For his part, Lindstrom doesn't mince words about the en vogue green trend. His approach is bottom-line; when it comes to energy management, environmental responsibility, he says, is a by-product of fiscal responsibility. After all, you have to consume less energy to pay for less energy. But it's difficult to maintain fiscal responsibility in the market where Novar plays — major retail enterprises with hundreds to thousands of stores and tens of thousands of employees spread far and wide. That's why the company starts with a consultative approach to energy management, helping retailers establish best practices for store temperature management, lighting protocols based on store hours and sunlight, and equipment power consumption. But that's just the beginning.
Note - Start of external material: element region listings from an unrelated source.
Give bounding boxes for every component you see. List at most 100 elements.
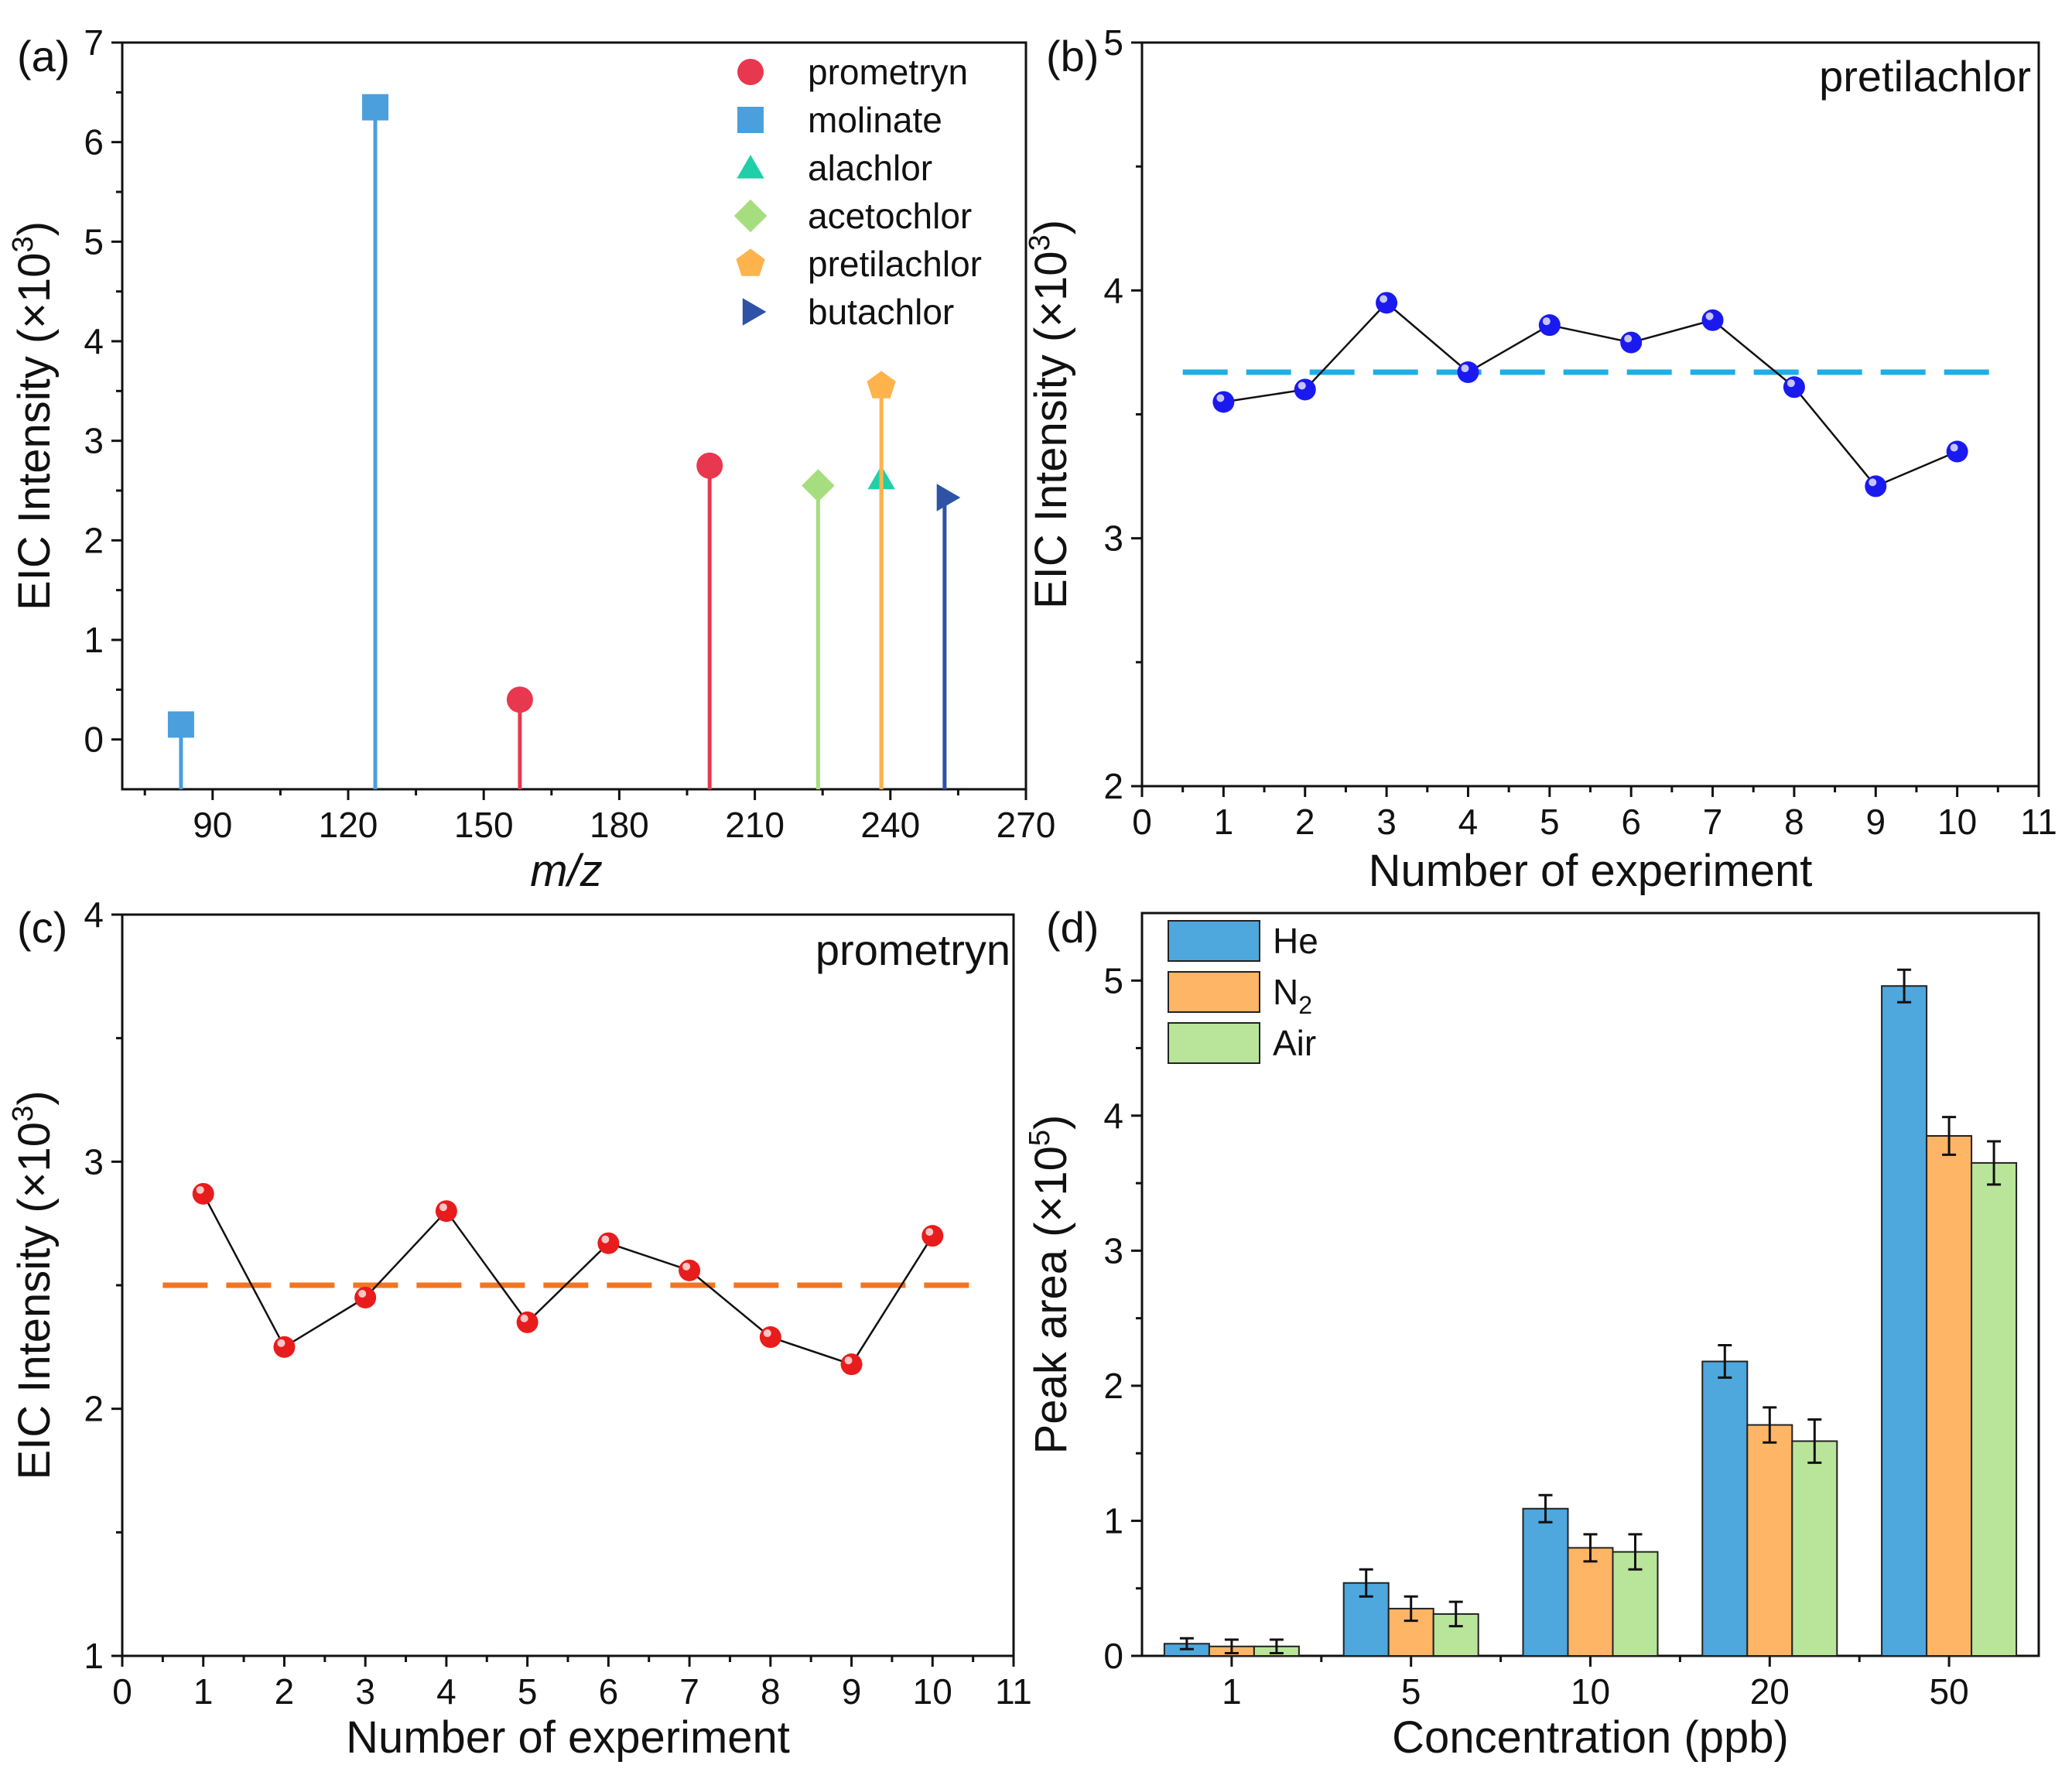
x-tick-label: 11 xyxy=(995,1671,1032,1712)
bar-Air xyxy=(1791,1440,1838,1657)
x-tick-label: 10 xyxy=(1571,1671,1610,1712)
y-tick-label: 3 xyxy=(84,421,104,461)
marker-acetochlor xyxy=(802,469,835,502)
data-point xyxy=(354,1286,377,1308)
x-tick-label: 8 xyxy=(761,1671,781,1712)
data-point-highlight xyxy=(277,1339,285,1347)
y-tick-label: 3 xyxy=(1103,1230,1123,1271)
data-point-highlight xyxy=(1461,364,1469,373)
bar-N xyxy=(1746,1424,1793,1657)
x-axis-label: Number of experiment xyxy=(346,1712,790,1763)
x-tick-label: 9 xyxy=(842,1671,862,1712)
data-point-highlight xyxy=(358,1289,367,1298)
y-tick-label: 2 xyxy=(1103,766,1123,806)
data-point xyxy=(759,1326,781,1349)
x-tick-label: 8 xyxy=(1784,802,1804,842)
marker-prometryn xyxy=(696,452,723,479)
x-tick-label: 10 xyxy=(1937,802,1977,842)
y-tick-label: 4 xyxy=(84,894,104,935)
bar-He xyxy=(1522,1507,1569,1657)
panel-label-d: (d) xyxy=(1046,903,1099,952)
data-point-highlight xyxy=(1216,394,1225,402)
x-tick-label: 7 xyxy=(679,1671,699,1712)
y-tick-label: 2 xyxy=(84,520,104,560)
y-axis-label: Peak area (×105) xyxy=(1024,1115,1076,1455)
data-point xyxy=(1946,440,1968,463)
data-point xyxy=(273,1336,296,1358)
legend-label-butachlor: butachlor xyxy=(808,292,954,332)
legend-marker-pretilachlor xyxy=(736,248,765,276)
y-tick-label: 6 xyxy=(84,122,104,162)
y-tick-label: 1 xyxy=(84,1636,104,1676)
data-point xyxy=(921,1225,944,1247)
x-tick-label: 2 xyxy=(275,1671,295,1712)
bar-He xyxy=(1701,1360,1749,1657)
x-tick-label: 1 xyxy=(1214,802,1234,842)
legend-label-N: N2 xyxy=(1273,972,1312,1019)
y-tick-label: 2 xyxy=(1103,1366,1123,1406)
y-axis-label: EIC Intensity (×103) xyxy=(7,1090,60,1479)
y-tick-label: 2 xyxy=(84,1389,104,1429)
legend-label-pretilachlor: pretilachlor xyxy=(808,244,982,284)
data-point-highlight xyxy=(1380,295,1388,303)
data-point-highlight xyxy=(520,1314,528,1322)
x-tick-label: 0 xyxy=(112,1671,132,1712)
x-tick-label: 3 xyxy=(355,1671,375,1712)
panel-b-compound-label: pretilachlor xyxy=(1819,52,2031,101)
marker-molinate xyxy=(167,711,194,738)
x-tick-label: 5 xyxy=(518,1671,538,1712)
x-tick-label: 5 xyxy=(1540,802,1560,842)
data-point xyxy=(1865,475,1887,498)
data-point-highlight xyxy=(1787,379,1795,388)
bar-He xyxy=(1881,985,1928,1657)
y-tick-label: 5 xyxy=(1103,960,1123,1000)
data-point xyxy=(679,1259,701,1281)
y-tick-label: 4 xyxy=(84,321,104,361)
data-point xyxy=(1783,376,1805,398)
legend-label-Air: Air xyxy=(1273,1023,1316,1063)
x-tick-label: 11 xyxy=(2020,802,2057,842)
x-tick-label: 20 xyxy=(1750,1671,1790,1712)
x-tick-label: 6 xyxy=(1621,802,1641,842)
x-tick-label: 4 xyxy=(1458,802,1479,842)
x-tick-label: 1 xyxy=(1222,1671,1242,1712)
x-tick-label: 120 xyxy=(319,805,378,845)
bar-N xyxy=(1567,1547,1614,1657)
x-tick-label: 270 xyxy=(997,805,1056,845)
legend-swatch-He xyxy=(1168,920,1260,962)
data-point xyxy=(1701,309,1724,331)
data-point xyxy=(516,1311,539,1333)
y-tick-label: 4 xyxy=(1103,270,1123,310)
y-axis-label: EIC Intensity (×103) xyxy=(7,221,60,611)
x-tick-label: 210 xyxy=(725,805,785,845)
data-point-highlight xyxy=(1542,317,1551,326)
y-tick-label: 1 xyxy=(84,620,104,660)
x-axis-label: Concentration (ppb) xyxy=(1392,1712,1789,1763)
panel-label-a: (a) xyxy=(17,32,70,80)
y-tick-label: 5 xyxy=(84,221,104,262)
marker-prometryn xyxy=(506,686,533,713)
y-tick-label: 5 xyxy=(1103,22,1123,63)
data-point-highlight xyxy=(1869,478,1877,487)
data-point xyxy=(1376,292,1398,314)
x-tick-label: 5 xyxy=(1401,1671,1421,1712)
legend-swatch-Air xyxy=(1168,1022,1260,1064)
x-tick-label: 1 xyxy=(193,1671,214,1712)
data-point-highlight xyxy=(763,1329,771,1338)
data-point xyxy=(1212,391,1235,413)
y-tick-label: 3 xyxy=(84,1141,104,1182)
legend-label-acetochlor: acetochlor xyxy=(808,196,972,236)
legend-marker-alachlor xyxy=(737,155,764,179)
data-point xyxy=(840,1353,863,1376)
legend-marker-butachlor xyxy=(742,298,767,326)
data-point-highlight xyxy=(196,1185,204,1194)
panel-c-compound-label: prometryn xyxy=(815,925,1010,974)
legend-marker-prometryn xyxy=(737,59,764,85)
panel-a-frame xyxy=(121,41,1027,791)
x-tick-label: 90 xyxy=(193,805,232,845)
legend-marker-acetochlor xyxy=(733,199,768,233)
data-point-highlight xyxy=(1705,312,1714,320)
It's when companies choose to place controls on and gain insight into energy consumption that things get really interesting. 
Tech Progress Benefits Business, Conservation
The vendor's Opus software enables machine-to-machine and machine-to-enterprise communication, which allows retailers to monitor the energy consumed by their HVAC, lighting, and plug load (responsible for roughly 40%, 40%, and 20% of energy consumption, respectively). Sensors attached to energy-consuming equipment and thermostats feed the software program, which does some pretty impressive alarm and reporting work. For starters, remote monitoring enables maintenance alarms to be sent to a 24/7/365 support center for immediate service dispatch. But better than that, a BI (business intelligence) tool gives corporate management the ability to run temperature and lighting scenarios that have a measurable impact on reduced energy consumption and the bottom line. For instance, picture this: A graphical user interface shows a CFO a thermostat control. The CFO clicks on the control with a mouse, knocking the temperature in his 800-store chain from 69 degrees to 68. Simultaneously, the display calculates the energy consumption and cost savings associated with the temperature drop. Think about that. Does consumer spending have you lamenting a bad quarter?  Knock the heat back a couple of degrees and save a few hundred thousand dollars. The vendor offers controls that ensure compliance with temperature mandates such as these (with overrides, of course).

That's a snapshot of the functionality modern energy management controls offer, and there's plenty more where that came from. Forgive my excitement for this topic and this company. It's hard not to be bullish about technology that helps businesses save money and the earth all at the same time.